During the early period of house hunting when I and Bibha came to explore this
Wye Dene area in Chiltren Hills, it was just a green field with a stream
flowing through the middle of it. The salesman showed the plan on a 3D
model. He was very poetic about the houses being built on the river bank.
We did not like the idea of the house on the water edge. Recently on the TV We
had seen a lot of floods happening in UK and all over the world.
We looked for houses in other places. Two years passed by. When
we liked an area, the house was not appealing. When we loved the house, the
area was not to our liking. Where we did like the both, the price was
astronomical. About 8 months ago we came to see a house in a different part of
this town again. We drove along Wye Dene. Just on a whim we went to the Sales
office and enquired. All houses were already sold but one buyer has failed to
get the mortgage and this house had become available just a few days ago.
The house was already built, ready to move in, they had
landscaped the river and surrounding area, it looked stunning and idyllic. From
the balcony of the house we can see the gleaming transparent water flowing
between the green sloping banks with a pair of swans and a bunch of ducks
paddling.
We were now hooked by the curvaceous, twinkling brook. The
earlier reasoned threat of a possibility of flooding was set aside by the
joyfulness we felt. Heart over head. We bought the house and moved in.
A winter and a spring have passed and now it is Summer.
The river has kept us fascinated all through this time with constantly changing
its width, depth and the pace of flow. The shrubs and the big trees on the
banks have now covered their winter nakedness with sparkling radiant green
leaves. Spring daffodils and bluebells have now given way to flowering shrubs
and aquatic lilies. The ducks and the swans are now proudly paddling with their
young ones.
Why the river does fascinate us humans so much? Why so many of
us choose to live near them in spite of obvious problems? All religions
describe great catastrophic floods in their scriptures, still they eulogize
about sacred rivers. You will always find a river flowing through in their
version of paradise.
Almost All ancient great civilizations developed along the river
banks (the Nile, Yangtze, Ganges, Tigris, Euphrates etc.) due to obvious benefits of
potable water to people and their cattle, and irrigation for their crops.

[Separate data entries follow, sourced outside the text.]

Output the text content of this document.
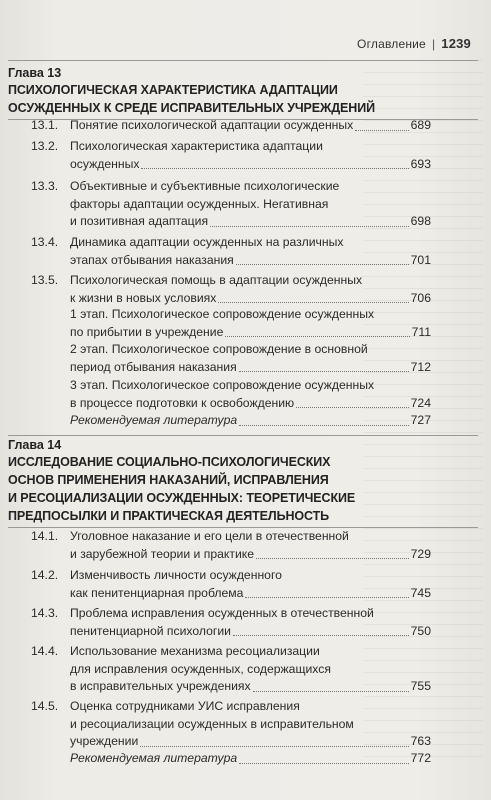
Оглавление | 1239
Глава 13
ПСИХОЛОГИЧЕСКАЯ ХАРАКТЕРИСТИКА АДАПТАЦИИ
ОСУЖДЕННЫХ К СРЕДЕ ИСПРАВИТЕЛЬНЫХ УЧРЕЖДЕНИЙ
13.1. Понятие психологической адаптации осужденных	689
13.2. Психологическая характеристика адаптации
осужденных	693
13.3. Объективные и субъективные психологические
факторы адаптации осужденных. Негативная
и позитивная адаптация	698
13.4. Динамика адаптации осужденных на различных
этапах отбывания наказания	701
13.5. Психологическая помощь в адаптации осужденных
к жизни в новых условиях	706
1 этап. Психологическое сопровождение осужденных
по прибытии в учреждение	711
2 этап. Психологическое сопровождение в основной
период отбывания наказания	712
3 этап. Психологическое сопровождение осужденных
в процессе подготовки к освобождению	724
Рекомендуемая литература	727
Глава 14
ИССЛЕДОВАНИЕ СОЦИАЛЬНО-ПСИХОЛОГИЧЕСКИХ
ОСНОВ ПРИМЕНЕНИЯ НАКАЗАНИЙ, ИСПРАВЛЕНИЯ
И РЕСОЦИАЛИЗАЦИИ ОСУЖДЕННЫХ: ТЕОРЕТИЧЕСКИЕ
ПРЕДПОСЫЛКИ И ПРАКТИЧЕСКАЯ ДЕЯТЕЛЬНОСТЬ
14.1. Уголовное наказание и его цели в отечественной
и зарубежной теории и практике	729
14.2. Изменчивость личности осужденного
как пенитенциарная проблема	745
14.3. Проблема исправления осужденных в отечественной
пенитенциарной психологии	750
14.4. Использование механизма ресоциализации
для исправления осужденных, содержащихся
в исправительных учреждениях	755
14.5. Оценка сотрудниками УИС исправления
и ресоциализации осужденных в исправительном
учреждении	763
Рекомендуемая литература	772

Earlier when humans were hunter gatherer, the thick woods and
congregation of animals around the river banks provided perfect conditions for
their sustenance.
Some think that our attraction to rivers may even be due to our
biological evolution if itself. The ancestors of humans probably originated on
the river banks. Our nearest evolutional ancestors might have been aquatic apes
rather than tree dwelling monkeys!
Marine biologist Alister Hardy believed that a subset of
apes moved to or were forced to live and survive on sea shores and river banks.
The wadding in the water to catch food encouraged them to stand upright.
Emergence of bi-pedality and loss of thick body hair do point towards an
aquatic origin of humans. Study on the area where Ardi
(Ardipithecus ramidus, a 4.4 million years old hominid found at Middle Awash,
Ethiopia) was discovered has revealed that it was once a river bed. Over
the last few decades the interest in Aquatic Ape Hypothesis (AAH) has been
gaining momentum in spite of criticism from many mainstream scientists.
AAH or AAT (Aquatic Ape Theory) does explain our
instinctive love of rivers, sea
and other water bodies. The sight and sound of
flowing water certainly arouses a feeling of innate joy and wellbeing. Our choice for the house by the Wye River is certainly not by
reasoning but is probably an inevitable bi-product of our evolution!